Since vision loss can be a symptom of advanced or untreated pituitary apoplexy, doctors will frequently perform emergency surgery to reduce the pressure around the pituitary gland. Patients will have their vision checked after the procedure, and most individuals regain normal vision after treatment.
Nausea And Vomiting
When nausea and vomiting occur with pituitary apoplexy, they are usually an indicator of acute adrenal insufficiency and may be accompanied by loss of appetite and low blood pressure. Also known as an acute adrenal crisis, acute adrenal insufficiency is a life-threatening deficiency in cortisol. Patients who believe their nausea and vomiting are connected to pituitary apoplexy or acute adrenal insufficiency should seek emergency medical care.
Doctors will perform blood tests to determine the underlying cause of the nausea and vomiting, and patients may be given intravenous medicines to reduce these symptoms. Intravenous fluids will be given, and patients will be closely monitored. Individuals experiencing nausea and vomiting should always let their healthcare provider know if the vomit contains blood or if they are experiencing an increase in the number of vomiting episodes.
Pituitary apoplexy can lead to paralysis of the eye muscles, and this paralysis makes it difficult for the patient to open their eyelids. It can also trigger double vision. Paralysis of the eye muscles is generally seen in cases of acute pituitary apoplexy, and it usually resolves once the patient has been treated. Patients who are having sudden trouble with moving their eyes should seek emergency medical care. In the emergency room, doctors may carry out a series of tests to check the patient's eye muscle function.
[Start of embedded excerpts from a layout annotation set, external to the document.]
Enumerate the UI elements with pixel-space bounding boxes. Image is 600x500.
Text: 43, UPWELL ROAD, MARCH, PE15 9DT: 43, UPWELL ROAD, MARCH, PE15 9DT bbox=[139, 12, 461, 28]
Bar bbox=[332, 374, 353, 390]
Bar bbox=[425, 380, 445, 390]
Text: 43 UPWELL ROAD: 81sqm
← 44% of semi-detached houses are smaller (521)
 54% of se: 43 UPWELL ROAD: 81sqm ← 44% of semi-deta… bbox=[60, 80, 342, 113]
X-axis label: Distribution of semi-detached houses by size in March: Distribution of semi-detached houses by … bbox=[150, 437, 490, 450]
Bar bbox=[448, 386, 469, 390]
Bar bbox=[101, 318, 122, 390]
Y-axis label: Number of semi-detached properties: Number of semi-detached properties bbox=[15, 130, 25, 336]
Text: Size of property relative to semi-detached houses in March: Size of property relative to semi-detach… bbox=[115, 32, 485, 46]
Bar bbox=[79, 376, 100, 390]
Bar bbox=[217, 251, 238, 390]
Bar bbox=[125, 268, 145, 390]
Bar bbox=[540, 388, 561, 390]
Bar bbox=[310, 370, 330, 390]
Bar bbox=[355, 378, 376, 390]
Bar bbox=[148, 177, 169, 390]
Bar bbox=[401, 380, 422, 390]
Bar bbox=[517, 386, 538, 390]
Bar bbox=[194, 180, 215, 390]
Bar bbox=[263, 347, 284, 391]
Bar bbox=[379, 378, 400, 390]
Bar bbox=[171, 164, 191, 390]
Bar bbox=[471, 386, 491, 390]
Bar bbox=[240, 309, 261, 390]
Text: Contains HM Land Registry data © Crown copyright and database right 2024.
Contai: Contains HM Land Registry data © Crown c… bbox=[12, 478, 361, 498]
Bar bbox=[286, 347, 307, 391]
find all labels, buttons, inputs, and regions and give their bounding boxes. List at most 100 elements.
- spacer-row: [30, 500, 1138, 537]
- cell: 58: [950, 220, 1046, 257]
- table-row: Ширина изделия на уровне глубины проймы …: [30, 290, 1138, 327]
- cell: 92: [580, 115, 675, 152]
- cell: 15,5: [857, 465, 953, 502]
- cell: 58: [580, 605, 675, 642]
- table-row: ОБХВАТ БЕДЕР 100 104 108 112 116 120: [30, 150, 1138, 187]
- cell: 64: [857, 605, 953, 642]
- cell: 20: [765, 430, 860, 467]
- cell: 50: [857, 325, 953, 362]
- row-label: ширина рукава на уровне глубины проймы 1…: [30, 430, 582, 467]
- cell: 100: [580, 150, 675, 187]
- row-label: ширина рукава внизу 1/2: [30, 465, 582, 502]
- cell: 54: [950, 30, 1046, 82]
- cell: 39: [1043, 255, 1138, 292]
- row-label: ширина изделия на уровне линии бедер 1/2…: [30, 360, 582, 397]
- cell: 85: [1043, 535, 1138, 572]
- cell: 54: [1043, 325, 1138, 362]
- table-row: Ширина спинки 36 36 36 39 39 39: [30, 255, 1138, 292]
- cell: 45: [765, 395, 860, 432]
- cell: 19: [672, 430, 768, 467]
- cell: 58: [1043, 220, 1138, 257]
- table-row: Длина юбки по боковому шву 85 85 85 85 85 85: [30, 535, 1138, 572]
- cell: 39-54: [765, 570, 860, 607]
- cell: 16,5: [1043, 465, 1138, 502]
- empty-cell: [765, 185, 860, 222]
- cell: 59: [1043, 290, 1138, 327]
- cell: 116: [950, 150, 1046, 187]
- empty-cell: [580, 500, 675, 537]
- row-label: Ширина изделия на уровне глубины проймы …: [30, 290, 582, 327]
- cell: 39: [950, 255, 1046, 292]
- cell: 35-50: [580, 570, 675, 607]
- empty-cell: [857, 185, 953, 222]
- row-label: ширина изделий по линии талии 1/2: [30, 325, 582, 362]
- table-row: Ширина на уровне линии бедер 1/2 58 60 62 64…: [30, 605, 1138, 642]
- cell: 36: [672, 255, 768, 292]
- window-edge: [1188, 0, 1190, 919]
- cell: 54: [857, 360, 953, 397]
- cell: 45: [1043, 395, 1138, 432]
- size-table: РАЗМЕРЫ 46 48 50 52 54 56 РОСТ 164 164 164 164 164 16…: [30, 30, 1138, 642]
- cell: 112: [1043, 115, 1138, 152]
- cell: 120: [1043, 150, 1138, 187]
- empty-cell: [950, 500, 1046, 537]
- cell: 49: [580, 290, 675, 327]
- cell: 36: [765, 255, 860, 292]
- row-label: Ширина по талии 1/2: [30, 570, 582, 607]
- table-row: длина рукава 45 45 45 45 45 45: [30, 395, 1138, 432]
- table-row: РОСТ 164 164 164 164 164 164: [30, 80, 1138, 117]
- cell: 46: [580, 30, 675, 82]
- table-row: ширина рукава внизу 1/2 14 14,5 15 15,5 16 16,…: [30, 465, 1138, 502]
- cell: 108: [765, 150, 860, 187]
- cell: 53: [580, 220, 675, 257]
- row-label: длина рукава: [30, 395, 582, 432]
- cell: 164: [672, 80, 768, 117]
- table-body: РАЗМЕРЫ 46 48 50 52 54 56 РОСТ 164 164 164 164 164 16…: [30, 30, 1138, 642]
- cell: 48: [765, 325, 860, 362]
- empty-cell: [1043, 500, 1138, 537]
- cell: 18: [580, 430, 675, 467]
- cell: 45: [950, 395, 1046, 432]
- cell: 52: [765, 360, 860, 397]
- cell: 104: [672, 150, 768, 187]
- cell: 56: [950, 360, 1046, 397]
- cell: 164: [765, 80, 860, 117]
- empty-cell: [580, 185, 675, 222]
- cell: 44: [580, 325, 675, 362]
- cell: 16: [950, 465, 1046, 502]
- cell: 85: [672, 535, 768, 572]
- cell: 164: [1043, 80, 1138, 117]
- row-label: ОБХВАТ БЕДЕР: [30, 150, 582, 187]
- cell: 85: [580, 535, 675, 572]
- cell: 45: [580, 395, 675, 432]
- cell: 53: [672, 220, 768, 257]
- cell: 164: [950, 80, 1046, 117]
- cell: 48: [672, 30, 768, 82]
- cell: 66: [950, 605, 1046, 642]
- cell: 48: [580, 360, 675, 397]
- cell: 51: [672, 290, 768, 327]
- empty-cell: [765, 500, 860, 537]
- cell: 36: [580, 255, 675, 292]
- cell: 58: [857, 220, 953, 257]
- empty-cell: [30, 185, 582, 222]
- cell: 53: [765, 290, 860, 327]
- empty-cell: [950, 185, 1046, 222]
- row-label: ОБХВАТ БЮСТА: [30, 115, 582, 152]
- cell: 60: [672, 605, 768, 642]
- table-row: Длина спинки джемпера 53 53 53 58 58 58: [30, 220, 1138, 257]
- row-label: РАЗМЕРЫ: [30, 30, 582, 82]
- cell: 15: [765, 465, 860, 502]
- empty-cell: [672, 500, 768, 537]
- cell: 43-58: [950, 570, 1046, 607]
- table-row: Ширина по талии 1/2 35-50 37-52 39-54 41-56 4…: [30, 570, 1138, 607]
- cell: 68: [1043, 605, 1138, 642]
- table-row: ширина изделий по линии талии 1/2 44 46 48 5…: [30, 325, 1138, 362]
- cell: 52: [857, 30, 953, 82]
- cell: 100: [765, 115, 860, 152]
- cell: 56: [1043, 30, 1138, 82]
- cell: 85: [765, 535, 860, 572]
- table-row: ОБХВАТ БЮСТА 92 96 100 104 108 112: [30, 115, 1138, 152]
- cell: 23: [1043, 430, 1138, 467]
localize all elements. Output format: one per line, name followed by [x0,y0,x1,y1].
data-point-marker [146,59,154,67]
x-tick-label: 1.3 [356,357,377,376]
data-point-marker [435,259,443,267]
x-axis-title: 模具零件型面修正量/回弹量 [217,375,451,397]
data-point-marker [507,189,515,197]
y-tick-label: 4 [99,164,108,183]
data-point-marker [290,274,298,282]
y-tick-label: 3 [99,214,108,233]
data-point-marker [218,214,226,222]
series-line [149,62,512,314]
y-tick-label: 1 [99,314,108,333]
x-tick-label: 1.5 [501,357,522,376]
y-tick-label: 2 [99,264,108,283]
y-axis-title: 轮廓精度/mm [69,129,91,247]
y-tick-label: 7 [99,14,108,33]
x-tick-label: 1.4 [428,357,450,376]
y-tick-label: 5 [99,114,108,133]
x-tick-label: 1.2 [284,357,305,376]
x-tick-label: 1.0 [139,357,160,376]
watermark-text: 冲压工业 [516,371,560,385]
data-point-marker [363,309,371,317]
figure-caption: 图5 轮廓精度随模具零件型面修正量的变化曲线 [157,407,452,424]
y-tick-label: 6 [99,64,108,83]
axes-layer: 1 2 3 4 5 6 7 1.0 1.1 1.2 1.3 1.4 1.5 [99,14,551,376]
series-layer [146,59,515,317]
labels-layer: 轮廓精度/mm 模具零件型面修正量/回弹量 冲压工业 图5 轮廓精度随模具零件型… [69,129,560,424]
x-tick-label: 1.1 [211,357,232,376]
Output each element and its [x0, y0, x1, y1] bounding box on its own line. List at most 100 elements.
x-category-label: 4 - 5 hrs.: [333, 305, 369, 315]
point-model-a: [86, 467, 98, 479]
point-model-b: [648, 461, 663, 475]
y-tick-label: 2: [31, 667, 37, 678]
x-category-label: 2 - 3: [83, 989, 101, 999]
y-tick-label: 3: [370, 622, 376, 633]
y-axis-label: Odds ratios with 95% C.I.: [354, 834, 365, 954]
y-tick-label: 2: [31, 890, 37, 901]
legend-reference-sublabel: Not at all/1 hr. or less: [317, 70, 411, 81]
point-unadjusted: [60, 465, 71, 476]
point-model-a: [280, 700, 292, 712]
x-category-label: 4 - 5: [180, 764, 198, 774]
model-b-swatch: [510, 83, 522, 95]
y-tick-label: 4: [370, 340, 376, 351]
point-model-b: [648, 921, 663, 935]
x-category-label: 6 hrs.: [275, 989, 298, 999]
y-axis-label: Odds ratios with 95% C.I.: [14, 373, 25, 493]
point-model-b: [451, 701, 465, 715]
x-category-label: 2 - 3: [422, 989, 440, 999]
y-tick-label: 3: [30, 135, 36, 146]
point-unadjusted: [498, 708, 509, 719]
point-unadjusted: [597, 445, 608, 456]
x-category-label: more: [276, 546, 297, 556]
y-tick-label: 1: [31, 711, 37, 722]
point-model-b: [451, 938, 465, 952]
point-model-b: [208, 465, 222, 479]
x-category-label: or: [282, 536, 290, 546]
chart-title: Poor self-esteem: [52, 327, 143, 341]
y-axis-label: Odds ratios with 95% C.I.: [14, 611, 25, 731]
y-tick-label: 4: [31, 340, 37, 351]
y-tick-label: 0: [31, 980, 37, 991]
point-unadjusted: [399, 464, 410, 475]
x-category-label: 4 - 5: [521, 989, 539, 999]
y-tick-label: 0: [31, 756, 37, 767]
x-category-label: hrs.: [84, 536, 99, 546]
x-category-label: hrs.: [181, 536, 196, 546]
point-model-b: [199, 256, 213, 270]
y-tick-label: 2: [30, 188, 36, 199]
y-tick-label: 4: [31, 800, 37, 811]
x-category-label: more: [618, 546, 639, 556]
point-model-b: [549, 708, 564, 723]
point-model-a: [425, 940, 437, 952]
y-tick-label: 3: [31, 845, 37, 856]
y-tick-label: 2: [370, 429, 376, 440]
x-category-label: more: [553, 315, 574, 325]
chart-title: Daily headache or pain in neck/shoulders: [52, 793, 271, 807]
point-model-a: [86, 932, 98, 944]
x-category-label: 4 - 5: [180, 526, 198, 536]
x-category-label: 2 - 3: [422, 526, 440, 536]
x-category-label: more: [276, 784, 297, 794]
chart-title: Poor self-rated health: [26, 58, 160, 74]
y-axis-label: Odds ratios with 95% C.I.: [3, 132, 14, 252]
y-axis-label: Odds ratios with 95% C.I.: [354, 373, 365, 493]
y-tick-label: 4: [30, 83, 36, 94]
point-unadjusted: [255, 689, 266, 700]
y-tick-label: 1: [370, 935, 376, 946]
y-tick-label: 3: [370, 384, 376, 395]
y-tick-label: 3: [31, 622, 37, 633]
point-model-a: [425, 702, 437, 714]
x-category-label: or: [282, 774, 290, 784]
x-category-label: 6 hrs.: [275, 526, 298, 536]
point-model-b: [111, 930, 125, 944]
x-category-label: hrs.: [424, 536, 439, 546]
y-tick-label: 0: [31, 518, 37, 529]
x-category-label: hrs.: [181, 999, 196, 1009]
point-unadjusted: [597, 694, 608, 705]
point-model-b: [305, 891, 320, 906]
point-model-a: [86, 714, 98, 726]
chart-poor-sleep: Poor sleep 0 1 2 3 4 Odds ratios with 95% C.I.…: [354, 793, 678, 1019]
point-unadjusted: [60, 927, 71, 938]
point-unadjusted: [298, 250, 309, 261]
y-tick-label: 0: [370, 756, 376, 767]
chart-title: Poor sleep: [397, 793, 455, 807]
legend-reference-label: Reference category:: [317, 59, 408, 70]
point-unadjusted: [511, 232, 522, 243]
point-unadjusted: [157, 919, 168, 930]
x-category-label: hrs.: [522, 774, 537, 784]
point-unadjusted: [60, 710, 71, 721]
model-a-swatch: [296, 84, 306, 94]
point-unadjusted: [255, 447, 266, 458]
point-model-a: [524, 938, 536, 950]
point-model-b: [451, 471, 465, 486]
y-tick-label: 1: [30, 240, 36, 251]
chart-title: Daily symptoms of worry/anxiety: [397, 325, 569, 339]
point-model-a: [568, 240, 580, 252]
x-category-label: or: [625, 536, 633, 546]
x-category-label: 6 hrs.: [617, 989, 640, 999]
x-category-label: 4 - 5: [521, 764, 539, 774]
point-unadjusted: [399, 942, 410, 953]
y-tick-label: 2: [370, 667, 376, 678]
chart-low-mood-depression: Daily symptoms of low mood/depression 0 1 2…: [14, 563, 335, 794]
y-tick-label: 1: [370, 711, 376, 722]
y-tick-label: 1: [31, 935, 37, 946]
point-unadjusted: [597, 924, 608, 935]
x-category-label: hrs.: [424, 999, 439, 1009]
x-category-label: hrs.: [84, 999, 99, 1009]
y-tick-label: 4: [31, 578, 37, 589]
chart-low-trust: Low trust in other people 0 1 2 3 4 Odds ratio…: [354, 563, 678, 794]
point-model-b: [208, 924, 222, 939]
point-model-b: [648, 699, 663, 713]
The patient might be asked to open and close their eyes, and they may also be asked to follow a light with their eyes or to look up or down. To help the medical team, the patient should always let the doctor know if they experience any vision loss in one or both eyes and if they notice any changes in their peripheral vision. Any flashes or floaters in the visual field should be reported too.
Decreased consciousness may develop as acute pituitary apoplexy reaches advanced stages. As consciousness decreases, patients may become confused, and they might have weakness in the face, arms, and legs. A rapid pulse and an irregular heartbeat could occur, and patients might have trouble with balance, which could result in falling. Seizures have been reported, and patients might also lose control of their bladder or bowels. Individuals with reduced levels of consciousness may be very drowsy or difficult to wake, and they could eventually slip into a coma.
Doctors can evaluate a person's level of consciousness using the Glasgow coma scale. The scale assesses eye movement, verbal response, and motor response. Decreased consciousness requires emergency medical care, and patients might need breathing support or other measures. Doctors will perform brain scans to determine the cause of the patient's altered consciousness, and urgent surgery will likely be performed to reduce pressure in the brain that could be causing the patient's symptoms. Patients normally regain consciousness after the pressure has been normalized.